Oui je trouve aussi Je n'ai rien lu d'autre de Tatiana de Rosnay, mais je pense lire La mémoire des murs. Quelque part, ce titre laisse penser qu'elle y met une part de ce qu'elle a déjà
mis dans le précédent. Je suis très attachée à cette mémoire que les murs semblent conserver en se faisant témoin d'un passé, de traditions, d'événements. J'aime d'ailleurs tous les romans qui
mettent l'action dans une demeure vieilissante, vestige de la grandeur passée d'une famille, d'un couple, d'une dynastie même... Lire Le treizième conte de Diane Sutterfield, En toute impunité de
Jacqueline Harpman, ou, plus simplement... Isabelle, de Gide.



malb 12/11/2008 09:10

Merci pour la présentation de ce livre. Histoire inommable, horreurs, cruautés, comportements de la société, des humains.J'ai beaucoup lu de livres sur l'histoire de cette époque, sur les camps de concentration, sur la résistance, sur l'armée allemande, hitler, Rommel... maintenant je n'y arrive plus...A l'époque je voulais savoir, comprendre...Dilemne sur tes commentaires, sur l'aide pour l'avenir...Normalement il est primordial de travailler sur les erreurs du passé, sur les dégats commis, sur la souffrance...mais dans le cas présent comment en plus s'attaquer à l'antisémitisme qui perdure de façon insidieuse ?Colmater des manques je crois que cela est impossible.Je crois néanmoins qu'il est important de ne pas oublier, de se souvenir.... même si cela est douloureux... afin que jamais cela se reproduise... mais l'actualité nous prouve le contraire dans d'autres états, notre pays procure bien des armes aux pays demandeurs et pas seulement pour assurer une défense pacifiste....!!!Bonne journée. 

Léthée 12/11/2008 09:17


Oui, c'est ce que je pense intimement.

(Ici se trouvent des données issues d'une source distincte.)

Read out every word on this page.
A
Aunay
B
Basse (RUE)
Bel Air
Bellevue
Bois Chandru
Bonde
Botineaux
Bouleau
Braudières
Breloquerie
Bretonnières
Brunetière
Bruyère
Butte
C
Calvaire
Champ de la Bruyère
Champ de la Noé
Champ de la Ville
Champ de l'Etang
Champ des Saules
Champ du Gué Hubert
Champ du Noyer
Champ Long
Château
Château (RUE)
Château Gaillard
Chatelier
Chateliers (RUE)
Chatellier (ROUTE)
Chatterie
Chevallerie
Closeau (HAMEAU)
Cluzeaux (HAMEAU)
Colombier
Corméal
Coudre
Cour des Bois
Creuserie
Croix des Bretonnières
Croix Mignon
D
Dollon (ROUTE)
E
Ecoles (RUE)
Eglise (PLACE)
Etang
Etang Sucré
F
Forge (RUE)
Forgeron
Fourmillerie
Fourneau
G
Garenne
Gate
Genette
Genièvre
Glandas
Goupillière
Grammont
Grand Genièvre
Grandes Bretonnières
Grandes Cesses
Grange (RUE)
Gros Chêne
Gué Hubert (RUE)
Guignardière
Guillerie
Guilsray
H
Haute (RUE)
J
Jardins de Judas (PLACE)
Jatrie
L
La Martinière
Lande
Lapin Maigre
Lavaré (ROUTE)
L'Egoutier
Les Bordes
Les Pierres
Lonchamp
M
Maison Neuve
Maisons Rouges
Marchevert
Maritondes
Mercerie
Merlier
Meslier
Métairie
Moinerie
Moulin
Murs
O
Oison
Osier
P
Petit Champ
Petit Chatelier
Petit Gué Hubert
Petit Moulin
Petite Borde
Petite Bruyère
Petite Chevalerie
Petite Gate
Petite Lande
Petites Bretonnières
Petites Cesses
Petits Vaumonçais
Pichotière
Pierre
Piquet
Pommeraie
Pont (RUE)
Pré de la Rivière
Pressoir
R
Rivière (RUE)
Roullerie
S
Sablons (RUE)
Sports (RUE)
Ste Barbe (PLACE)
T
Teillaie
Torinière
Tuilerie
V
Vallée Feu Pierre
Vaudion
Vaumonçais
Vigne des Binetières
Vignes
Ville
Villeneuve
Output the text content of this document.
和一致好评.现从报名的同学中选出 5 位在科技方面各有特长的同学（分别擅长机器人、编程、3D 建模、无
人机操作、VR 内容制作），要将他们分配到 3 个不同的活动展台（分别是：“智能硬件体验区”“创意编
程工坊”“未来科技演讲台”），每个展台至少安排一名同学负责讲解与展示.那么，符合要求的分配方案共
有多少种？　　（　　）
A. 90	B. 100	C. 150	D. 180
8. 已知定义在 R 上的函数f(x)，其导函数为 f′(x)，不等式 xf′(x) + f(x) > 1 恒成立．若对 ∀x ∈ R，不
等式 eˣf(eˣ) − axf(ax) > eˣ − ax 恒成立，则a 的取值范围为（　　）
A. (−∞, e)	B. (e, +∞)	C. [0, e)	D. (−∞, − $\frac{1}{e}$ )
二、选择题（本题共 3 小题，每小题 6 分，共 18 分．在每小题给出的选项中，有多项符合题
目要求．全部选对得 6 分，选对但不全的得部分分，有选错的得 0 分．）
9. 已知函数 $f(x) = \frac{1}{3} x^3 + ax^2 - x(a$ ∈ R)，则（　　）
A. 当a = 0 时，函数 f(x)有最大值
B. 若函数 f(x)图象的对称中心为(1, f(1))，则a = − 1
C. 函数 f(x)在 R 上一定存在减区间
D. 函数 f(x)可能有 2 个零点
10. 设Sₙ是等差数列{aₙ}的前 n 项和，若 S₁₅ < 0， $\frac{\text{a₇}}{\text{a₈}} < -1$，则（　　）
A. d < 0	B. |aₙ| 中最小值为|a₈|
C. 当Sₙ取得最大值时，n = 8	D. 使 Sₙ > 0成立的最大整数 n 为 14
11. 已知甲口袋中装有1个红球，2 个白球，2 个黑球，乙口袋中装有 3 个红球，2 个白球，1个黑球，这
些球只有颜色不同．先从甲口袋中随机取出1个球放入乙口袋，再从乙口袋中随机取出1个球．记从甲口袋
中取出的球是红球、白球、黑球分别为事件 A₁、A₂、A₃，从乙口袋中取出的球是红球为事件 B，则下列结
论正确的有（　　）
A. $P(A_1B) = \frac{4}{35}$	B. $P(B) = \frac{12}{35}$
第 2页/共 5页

L'oubli ne fait pas avancer. Même quand on oublie, il faut garder les choses dans un coin de la mémoire. Autrement, tout recommence. C'est peut-être une
vision un peu simpliste de ma part, et tellement évidente en somme... mais si peu appliquée pourtant !


Lili Galipette 12/11/2008 08:59

Bel article, qui donne envie de découvrir le livre!!!Je le note sur ma liste!

Léthée 12/11/2008 09:15


Tu vas le dévorer ! C'est parfois vraiment palpitant.